Of our narrators 3 of the 4 are wonderful characters, the fourth is a complex and difficult one to like but his voice is equally important as he brings us the voice of the German Nazi machine as it begins to fall apart and the unhinged beliefs of the Fuhrer and how they have infiltrated the German people. We may not like him but his voice provides the context that brings the books dark undertones even more to the fore.

The stories in this book are gritty and heartbreaking. Of the Young Adult novels I've read about World War II this alongside The Boy In The Striped Pyjamas are probably two of the most emotional and touching. Not to say that others are not but the subject matter is difficult to read, it includes some very adult themes and doesn't hold back during the storytelling about the sinking of the Wilhelm Gustloff.

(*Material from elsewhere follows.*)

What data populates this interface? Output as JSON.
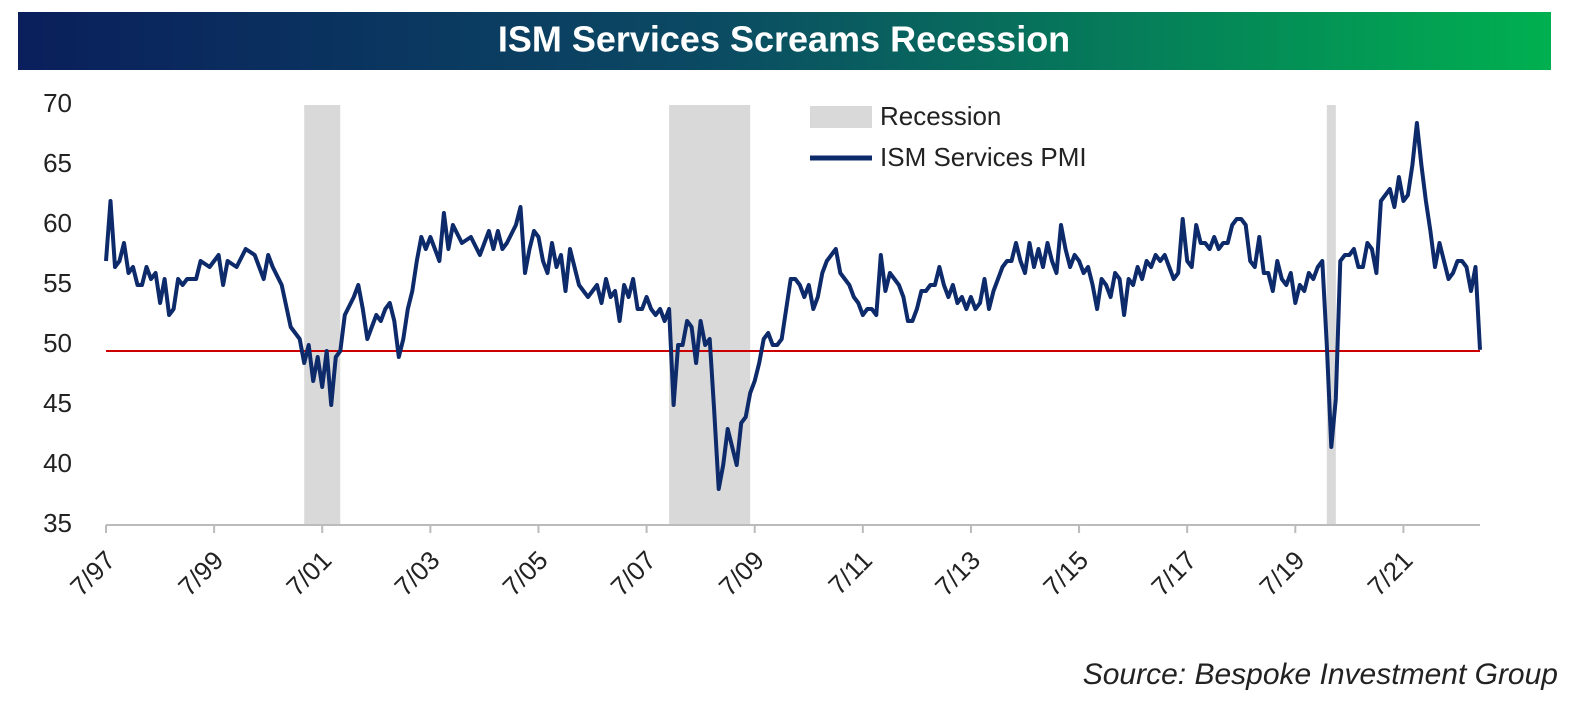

I read this book in a day, I could not put it down. Once I had understood each of the characters back stories I was rooting for them, I fell in love with the surrounding characters and the character of the Shoe Poet will remain with me for a long time to come. The quote he makes on deck of the ship just before it is hit is beautiful as he tells Florian “Just when you think this was has taken everything you loved, you meet someone and realise that somehow you still have more to give” This was so poignant from an elderly man talking about the loss of his wife and how a young orphan boy gave him the strength to go on. It was such a beautiful moment in a book filled with much darkness.

It is a book I didn't have to think about what rating it deserved, from the moment I picked it up till I finished it I was drawn in, it engaged me fully and it made me fall in love with it. Absolutely inspiring writing and I cannot wait to try more books from Ruta Sepetys.